Lula diz que Conselho de Segurança da ONU está perdendo credibilidade
Após um aceno do secretário-geral da ONU, António Guterres, sobre a necessidade por reformas nos organismos mundiais, o discurso de Lula criticou o Conselho de Segurança da ONU e seus membros permanentes.
“O Conselho de Segurança da ONU vem perdendo progressivamente sua credibilidade. Essa fragilidade decorre em particular da ação de seus membros permanentes, que travam guerras não autorizadas em busca de expansão territorial ou de mudança de regime”, disse.
O petista já repetiu esse discurso em outras ocasiões e enfatizou a necessidade de incluir novos países à lista de membros permanentes do Conselho. Atualmente apenas Estados Unidos, França, Reino Unido, Rússia e China têm poder de veto na organização.
Lula tem defendido a inclusão do Brasil, da Índia e da África do Sul ao seleto grupo. “Sua paralisia é a prova mais eloquente da necessidade e urgência de reformá-lo, conferindo-lhe maior representatividade e eficácia”, disse em seu discurso.
Lula e Guterres e Bideb convergem em discurso sobre governança global
O tema da reforma do Conselho de Segurança da ONU também foi abordado por Guterres que defendeu necessidade de reformas em instituições globais. Ele afirmou com muita ênfase que a governança global ficou parada no tempo. “O mundo mudou e nossas instituições não”, afirmou. Segundo ele, órgãos como a ONU correm o risco de em vez de resolver problemas se tornem a fonte dos problemas.
O presidente americano, Joe Biden, disse em seu discurso após a fala de Lula que o Conselho de Segurança da ONU “precisa de mais vozes”. Ele afirmou querer fazer progressos na discussão de uma reforma no próximo ano.
Dívidas de países pobres e desigualdade marcam discursos do Ocidente
Guterres, também abordou o problema da dívida externa de países em desenvolvimento. Afirmou que países da África gastam mais com o pagamento de dívidas do que com investimento em saúde pública.
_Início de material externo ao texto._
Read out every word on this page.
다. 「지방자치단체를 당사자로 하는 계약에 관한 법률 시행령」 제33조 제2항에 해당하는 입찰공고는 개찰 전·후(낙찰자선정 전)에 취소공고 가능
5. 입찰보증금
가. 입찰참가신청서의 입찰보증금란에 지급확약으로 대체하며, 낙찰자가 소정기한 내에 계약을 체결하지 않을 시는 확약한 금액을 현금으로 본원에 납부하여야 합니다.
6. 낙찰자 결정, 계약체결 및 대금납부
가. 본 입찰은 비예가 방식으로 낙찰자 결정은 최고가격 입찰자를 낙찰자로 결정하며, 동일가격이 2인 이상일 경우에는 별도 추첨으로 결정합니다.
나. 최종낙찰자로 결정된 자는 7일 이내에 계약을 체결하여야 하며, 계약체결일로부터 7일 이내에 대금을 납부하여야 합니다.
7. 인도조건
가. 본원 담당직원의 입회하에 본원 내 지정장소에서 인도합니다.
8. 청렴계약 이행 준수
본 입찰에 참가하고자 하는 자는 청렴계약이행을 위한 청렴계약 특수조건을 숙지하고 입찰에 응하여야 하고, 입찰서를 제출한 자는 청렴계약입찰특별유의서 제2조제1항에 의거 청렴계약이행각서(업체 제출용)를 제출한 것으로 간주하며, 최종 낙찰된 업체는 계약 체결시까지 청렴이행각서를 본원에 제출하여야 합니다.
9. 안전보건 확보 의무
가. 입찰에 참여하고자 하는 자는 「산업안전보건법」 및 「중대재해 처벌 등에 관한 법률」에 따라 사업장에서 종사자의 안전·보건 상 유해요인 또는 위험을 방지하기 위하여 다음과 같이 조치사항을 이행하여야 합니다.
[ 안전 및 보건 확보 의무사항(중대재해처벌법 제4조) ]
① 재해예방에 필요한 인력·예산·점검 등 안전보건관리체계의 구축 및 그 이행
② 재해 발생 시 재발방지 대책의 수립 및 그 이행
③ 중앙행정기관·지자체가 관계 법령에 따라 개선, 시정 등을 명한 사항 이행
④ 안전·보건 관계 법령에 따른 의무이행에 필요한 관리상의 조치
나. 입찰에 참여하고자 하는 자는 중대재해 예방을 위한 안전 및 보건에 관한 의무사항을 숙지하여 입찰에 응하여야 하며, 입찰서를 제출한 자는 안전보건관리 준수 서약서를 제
Biden, por sua vez, defendeu que essas desigualdades devem ser combatidas por meio do fortalecimento de bancos internacionais de desenvolvimento, como o Banco Mundial. Ele também disse que é preciso fazer reformas no Fundo Monetário Internacional e na Organização Mundial do Comércio. Também celebrou a inclusão da União Africana no G20, o bloco de países que reúne potências industriais e países em desenvolvimento em um único fórum de discussão.
O pontos abordados pelo secretário-geral da ONU e pelo presidente americano fazem parte do esforço do Ocidente para se aproximar dos países em desenvolvimento, que estão sendo assediados pela China e pela Rússia. Eles também convergem com parte da agenda, que abordou em seu discurso a necessidade de se combater a mudança climática, a fome e a desigualdade no planeta. O presidente brasileiro vem usando essa agenda para tentar se vender internacionalmente como um porta-voz dos países em desenvolvimento.
Porém, declarações polêmicas de Lula neste ano de apoio à Rússia contra a Ucrânia e de caráter antiamericano têm colocado o brasileiro em uma posição de coadjuvante para assumir tal papel. O papel de líder do Sul Global vem sendo disputado interncionalmente pelo líder chinês Xi Jinping e pelo presidente indiano, Narendra Modi, que não estão presentes no evento.